Ya el odio inoculado a cientos de miles era una realidad incontrovertible; apenas habían transcurrido dos años de aquellas elecciones del año 2000 en las que Hugo Chávez ratificó el caudal de votos de 1998 que lo catapultó en la historia como el presidente con la mayor votación del periodo democrático.
Medios, iglesia, partidos de la derecha y líderes visibles del extremismo lograron —si se puede llamar logro a eso— encausar el miedo a la izquierda “comeniños” para sacar a la calle a una multitud dispuesta a atacar a quienes no pensaran igual que ellos. No eran “colectivos”, ni círculos bolivarianos, tampoco “chusma bolivariana”, como le decían los periodistas “independientes”; en las marchas solo había “sociedad civil”, “gente de bien”, la “Venezuela decente”.
Al llegar a las inmediaciones de la avenida Baralt, un plan se activó al unísono: un lote de policías metropolitanos dispararon contra la concentración del chavismo, mientras en edificios que se encontraban dentro del perímetro de Miraflores se activaron unos “francotiradores espectaculares”, así descritos por un fotógrafo que los captó con su cámara.
Los expertos tiradores asesinaban a personas de la concentración chavista y de la marcha opositora que intentaba llegar al palacio de gobierno; fue muy evidente, querían generar la confrontación entre los dos polos.

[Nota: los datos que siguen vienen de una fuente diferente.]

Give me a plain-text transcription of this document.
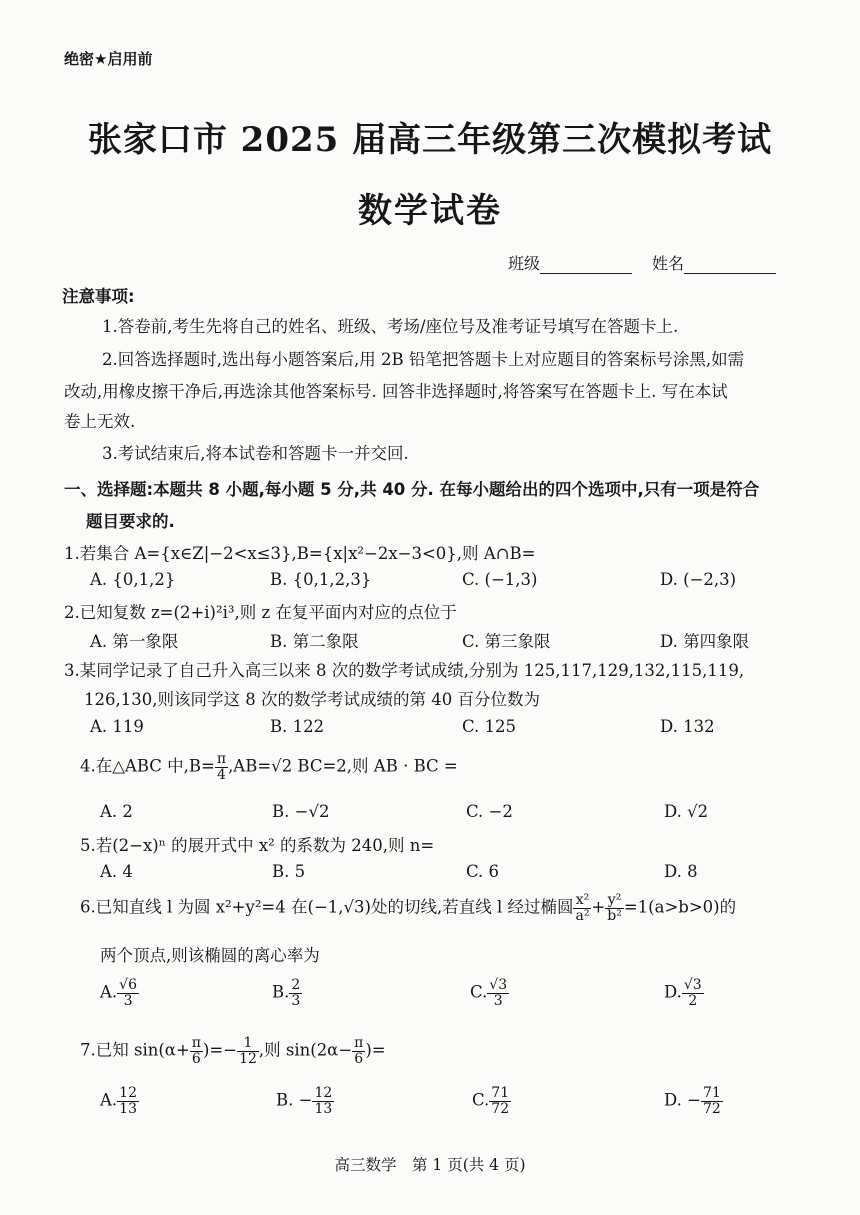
绝密★启用前
张家口市 2025 届高三年级第三次模拟考试
数学试卷
班级	姓名
注意事项:
1.答卷前,考生先将自己的姓名、班级、考场/座位号及准考证号填写在答题卡上.
2.回答选择题时,选出每小题答案后,用 2B 铅笔把答题卡上对应题目的答案标号涂黑,如需
改动,用橡皮擦干净后,再选涂其他答案标号. 回答非选择题时,将答案写在答题卡上. 写在本试
卷上无效.
3.考试结束后,将本试卷和答题卡一并交回.
一、选择题:本题共 8 小题,每小题 5 分,共 40 分. 在每小题给出的四个选项中,只有一项是符合
题目要求的.
1.若集合 A={x∈Z|−2<x≤3},B={x|x²−2x−3<0},则 A∩B=
A. {0,1,2}	B. {0,1,2,3}	C. (−1,3)	D. (−2,3)
2.已知复数 z=(2+i)²i³,则 z 在复平面内对应的点位于
A. 第一象限	B. 第二象限	C. 第三象限	D. 第四象限
3.某同学记录了自己升入高三以来 8 次的数学考试成绩,分别为 125,117,129,132,115,119,
126,130,则该同学这 8 次的数学考试成绩的第 40 百分位数为
A. 119	B. 122	C. 125	D. 132
4.在△ABC 中$,B= \frac{\pi}{4} ,AB=√2$ BC=2,则 AB · BC =
A. 2	B. −√2	C. −2	D. √2
5.若(2−x)ⁿ 的展开式中 x² 的系数为 240,则 n=
A. 4	B. 5	C. 6	D. 8
6.已知直线 l 为圆 x²+y²=4 在(−1,√3)处的切线,若直线 l 经过椭圆 $\frac{\text{x²}}{\text{a²}} + \frac{\text{y²}}{\text{b²}} =1(a>b>0)$的
两个顶点,则该椭圆的离心率为
A. $\frac{√6}{3}$	B. $\frac{2}{3}$	C. $\frac{√3}{3}$	D. $\frac{√3}{2}$
7.已知 $\sin(\alpha+ \frac{\pi}{6}$ )=− $\frac{1}{12}$ ,则 $\sin(2\alpha- \frac{\pi}{6}$ )=
A. $\frac{12}{13}$	B. − $\frac{12}{13}$	C. $\frac{71}{72}$	D. − $\frac{71}{72}$
高三数学　第 1 页(共 4 页)
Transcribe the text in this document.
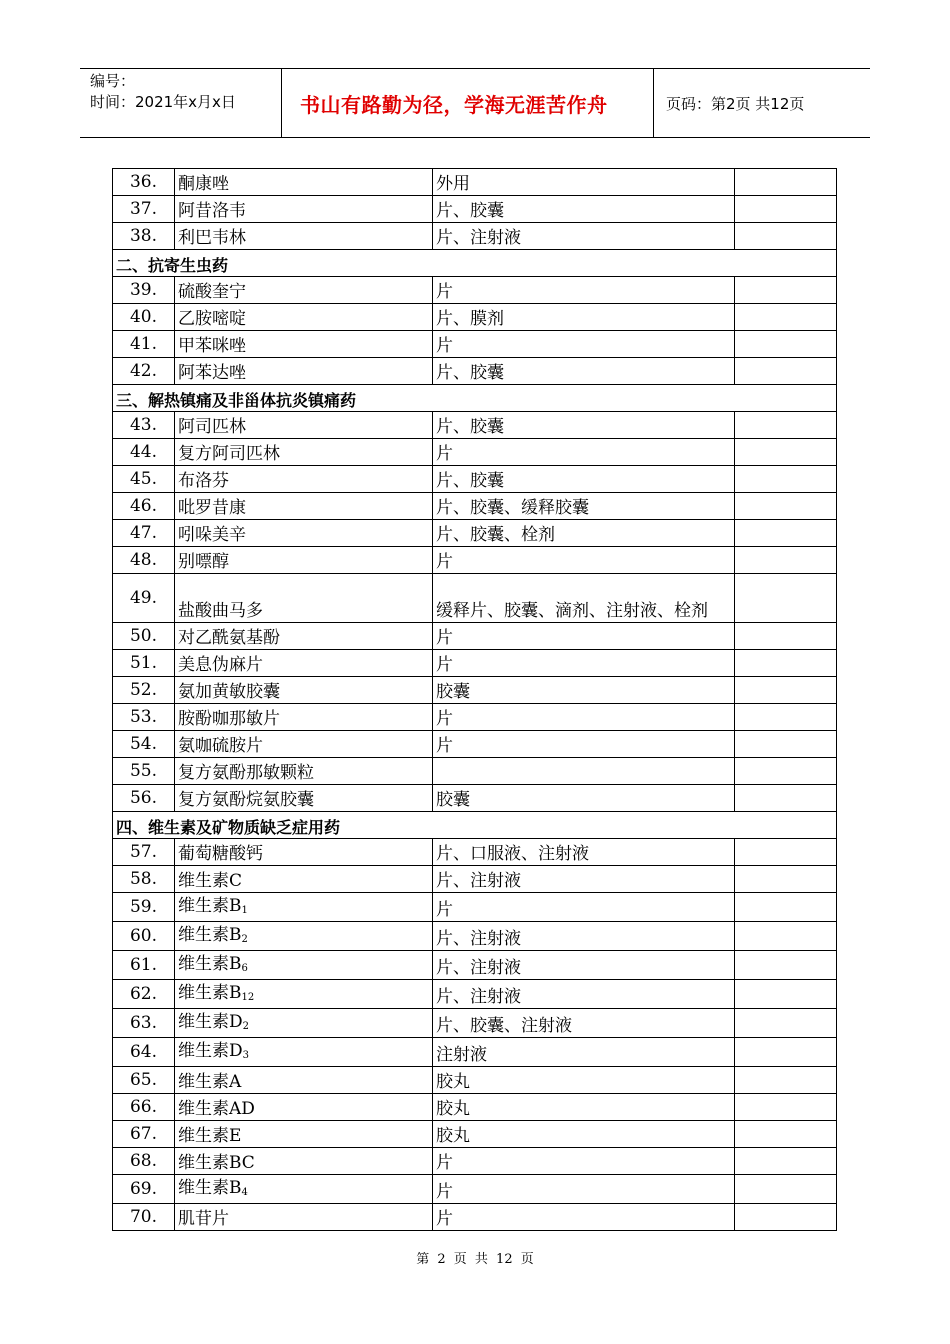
编号：
时间：2021年x月x日	书山有路勤为径，学海无涯苦作舟	页码：第2页 共12页
36.	酮康唑	外用	
37.	阿昔洛韦	片、胶囊	
38.	利巴韦林	片、注射液	
二、抗寄生虫药			
39.	硫酸奎宁	片	
40.	乙胺嘧啶	片、膜剂	
41.	甲苯咪唑	片	
42.	阿苯达唑	片、胶囊	
三、解热镇痛及非甾体抗炎镇痛药			
43.	阿司匹林	片、胶囊	
44.	复方阿司匹林	片	
45.	布洛芬	片、胶囊	
46.	吡罗昔康	片、胶囊、缓释胶囊	
47.	吲哚美辛	片、胶囊、栓剂	
48.	别嘌醇	片	
49.	盐酸曲马多	缓释片、胶囊、滴剂、注射液、栓剂	
50.	对乙酰氨基酚	片	
51.	美息伪麻片	片	
52.	氨加黄敏胶囊	胶囊	
53.	胺酚咖那敏片	片	
54.	氨咖硫胺片	片	
55.	复方氨酚那敏颗粒		
56.	复方氨酚烷氨胶囊	胶囊	
四、维生素及矿物质缺乏症用药			
57.	葡萄糖酸钙	片、口服液、注射液	
58.	维生素C	片、注射液	
59.	维生素$B_1$	片	
60.	维生素$B_2$	片、注射液	
61.	维生素$B_6$	片、注射液	
62.	维生素$B_{12}$	片、注射液	
63.	维生素$D_2$	片、胶囊、注射液	
64.	维生素$D_3$	注射液	
65.	维生素A	胶丸	
66.	维生素AD	胶丸	
67.	维生素E	胶丸	
68.	维生素BC	片	
69.	维生素$B_4$	片	
70.	肌苷片	片	
第 2 页 共 12 页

Desde entonces, crímenes atroces han sido cometidos en medio de pretextos de carácter ideológico; un joven fue quemado vivo en la Plaza Altamira en 2017 por su color de piel y por ser señalado como chavista.
También en 2017 unos “jóvenes libertadores”, como los denominaron según campaña de sectores extremistas, pusieron guayas de poste a poste que degollaron a motorizados que nada tenían que ver con sus protestas.
El odio se expresó en asesinatos, Venezuela fue convertida en un gran laboratorio de guerra civil; debemos romper con ese ciclo, pero pocos están dispuestos a aceptar la maldad que han posicionado en sus cerebros.